J.C. Penney slumped 20 percent, the most in the S&P 500, to $26.75. The department-store chain led by Apple Inc.’s former retailing chief reported a first-quarter loss (JCP:US) and sales that fell more than analysts projected.
Abercrombie & Fitch Co. (ANF:US) dropped 13 percent to $39.50, the lowest level since October 2010. The operator of namesake and Hollister stores reported first-quarter revenue that missed (ANF:US) analysts’ estimates and said same-store sales will decline this fiscal year amid weakness in Europe.
Staples Inc. (SPLS:US) decreased 5.7 percent to $13.91. The largest office-supply retailer reported first-quarter sales of $6.1 billion, missing the average analyst estimate of $6.19 billion.
Some car companies and auto-parts suppliers gained as Warren Buffett’s firm said it had 10 million shares of GM on March 31 and Goldman Sachs Group Inc. said the industry has “significant” potential to gain from volume and margin growth. GM rose 2.3 percent to $21.91. Goodyear Tire & Rubber Co. (GT:US), the biggest U.S. tiremaker, added 4.9 percent to $10.69.
General Electric Co. climbed 3.3 percent to $19. Its finance unit will resume payouts to the parent company that were suspended in 2009 (GE:US) during a freeze in credit markets. Restarting the dividend is a milestone in GE Capital’s recovery from the financial crisis, when the unit suffered $32 billion of credit losses and received capital infusions from the parent.
Legg Mason Inc. (LM:US) jumped 7.5 percent, the biggest gain in the S&P 500, to $24.05. The money manager with 18 straight quarters of net redemptions plans to issue debt to help repurchase $1.25 billion of bonds from private-equity firm KKR & Co.

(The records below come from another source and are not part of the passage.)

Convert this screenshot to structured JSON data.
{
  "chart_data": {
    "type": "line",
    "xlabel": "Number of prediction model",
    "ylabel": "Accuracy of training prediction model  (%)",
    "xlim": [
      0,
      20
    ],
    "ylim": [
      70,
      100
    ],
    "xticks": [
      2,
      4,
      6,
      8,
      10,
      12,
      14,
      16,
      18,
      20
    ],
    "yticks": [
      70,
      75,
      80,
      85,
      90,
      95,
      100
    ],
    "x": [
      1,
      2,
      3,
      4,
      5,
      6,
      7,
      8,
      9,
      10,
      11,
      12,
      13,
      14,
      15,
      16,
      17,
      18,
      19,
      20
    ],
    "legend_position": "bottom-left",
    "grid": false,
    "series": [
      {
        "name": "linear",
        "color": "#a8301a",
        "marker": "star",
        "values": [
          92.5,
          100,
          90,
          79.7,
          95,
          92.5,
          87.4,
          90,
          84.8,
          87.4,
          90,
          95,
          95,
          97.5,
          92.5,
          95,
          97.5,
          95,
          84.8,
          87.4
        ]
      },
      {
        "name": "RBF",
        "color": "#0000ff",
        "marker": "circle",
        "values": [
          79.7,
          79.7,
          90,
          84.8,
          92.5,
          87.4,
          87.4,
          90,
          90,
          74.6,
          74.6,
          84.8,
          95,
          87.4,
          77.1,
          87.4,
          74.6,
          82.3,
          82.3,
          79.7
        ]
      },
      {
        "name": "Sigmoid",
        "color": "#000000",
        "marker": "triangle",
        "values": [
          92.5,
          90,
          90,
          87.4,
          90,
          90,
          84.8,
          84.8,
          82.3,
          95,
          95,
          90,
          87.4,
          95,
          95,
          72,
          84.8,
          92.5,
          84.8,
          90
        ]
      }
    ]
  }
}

Facebook Inc. (FB:US) investors such as Accel Partners and Goldman Sachs Group Inc. increased the number of shares they’re selling in the social network’s initial public offering, boosting the sale to as much as $16 billion.
Existing holders will offer 241.2 million (FB:US) shares, bringing the total on offer to 421.2 million, a regulatory filing today shows. Accel, the biggest seller in the IPO, raised the amount it’s selling by 28 percent, while Goldman Sachs more than doubled its shares on offer.

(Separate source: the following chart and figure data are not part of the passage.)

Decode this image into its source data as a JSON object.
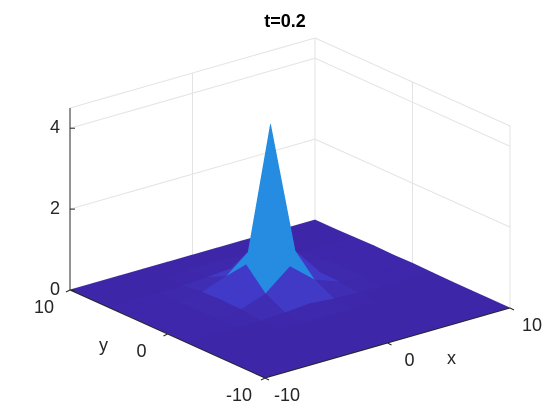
{
  "chart_data": {
    "type": "surface",
    "title": "t=0.2",
    "xlabel": "x",
    "ylabel": "y",
    "x": [
      -10,
      -8,
      -6,
      -4,
      -2,
      0,
      2,
      4,
      6,
      8,
      10
    ],
    "y": [
      -10,
      -8,
      -6,
      -4,
      -2,
      0,
      2,
      4,
      6,
      8,
      10
    ],
    "z": [
      [
        0,
        0,
        0,
        0,
        0,
        0,
        0,
        0,
        0,
        0,
        0
      ],
      [
        0,
        0,
        0,
        0,
        0,
        0,
        0,
        0,
        0,
        0,
        0
      ],
      [
        0,
        0,
        0,
        0,
        0,
        0,
        0,
        0,
        0,
        0,
        0
      ],
      [
        0,
        0,
        0,
        0,
        0.01,
        0.02,
        0.01,
        0,
        0,
        0,
        0
      ],
      [
        0.01,
        0.01,
        0.01,
        0.02,
        0.05,
        0.1,
        0.05,
        0.02,
        0.01,
        0.01,
        0.01
      ],
      [
        0.02,
        0.02,
        0.02,
        0.08,
        0.3,
        0.8,
        0.3,
        0.08,
        0.02,
        0.02,
        0.02
      ],
      [
        0.01,
        0.01,
        0.03,
        0.1,
        0.8,
        4.1,
        0.8,
        0.1,
        0.03,
        0.01,
        0.01
      ],
      [
        0.02,
        0.02,
        0.02,
        0.08,
        0.3,
        0.8,
        0.3,
        0.08,
        0.02,
        0.02,
        0.02
      ],
      [
        0.01,
        0.01,
        0.01,
        0.02,
        0.05,
        0.1,
        0.05,
        0.02,
        0.01,
        0.01,
        0.01
      ],
      [
        0,
        0,
        0,
        0,
        0.01,
        0.02,
        0.01,
        0,
        0,
        0,
        0
      ],
      [
        0,
        0,
        0,
        0,
        0,
        0,
        0,
        0,
        0,
        0,
        0
      ]
    ],
    "xlim": [
      -10,
      10
    ],
    "ylim": [
      -10,
      10
    ],
    "zlim": [
      0,
      4.5
    ],
    "xticks": [
      -10,
      0,
      10
    ],
    "yticks": [
      -10,
      0,
      10
    ],
    "zticks": [
      0,
      2,
      4
    ],
    "grid": true,
    "colormap": "parula"
  }
}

Facebook, girding for the largest-ever IPO of a technology company, yesterday boosted the offering’s price range to as much as $38 a share, indicating a market value as high as $104 billion. While the expanded IPO may mean the appetite for shares is strong, insiders’ decision to pare holdings further may heighten some investors’ concern over Facebook’s earnings growth, said Greenwood Capital’s Walter Todd.
“If the demand wasn’t there, they wouldn’t have upsized the deal,” said Todd, who oversees about $940 million as chief investment officer at the Greenwood, South Carolina-based firm. “On the other hand, when you see insiders unloading their stakes, you start to wonder why. I could see it turning some institutional investors off.”
Investors will be able to avoid losses in the broader equity market this year by buying stocks with larger-than- average dividends, said David Kostin, chief U.S. equity strategist at Goldman Sachs Group Inc.
“The scarcest commodity in the world is yield,” the New York-based strategist said in a radio interview today on “Bloomberg Surveillance” with Tom Keene and Ken Prewitt. “You have negligible returns” in most asset classes. “Where are you getting any income? You are going to get it in the form of dividends.”
Kostin has a year-end projection for the equities gauge of 1,250, according to a weekly survey by Bloomberg News. The S&P 500 has a dividend yield of 2.13 percent, according to Bloomberg data. Ten-year Treasuries yield 1.76 percent.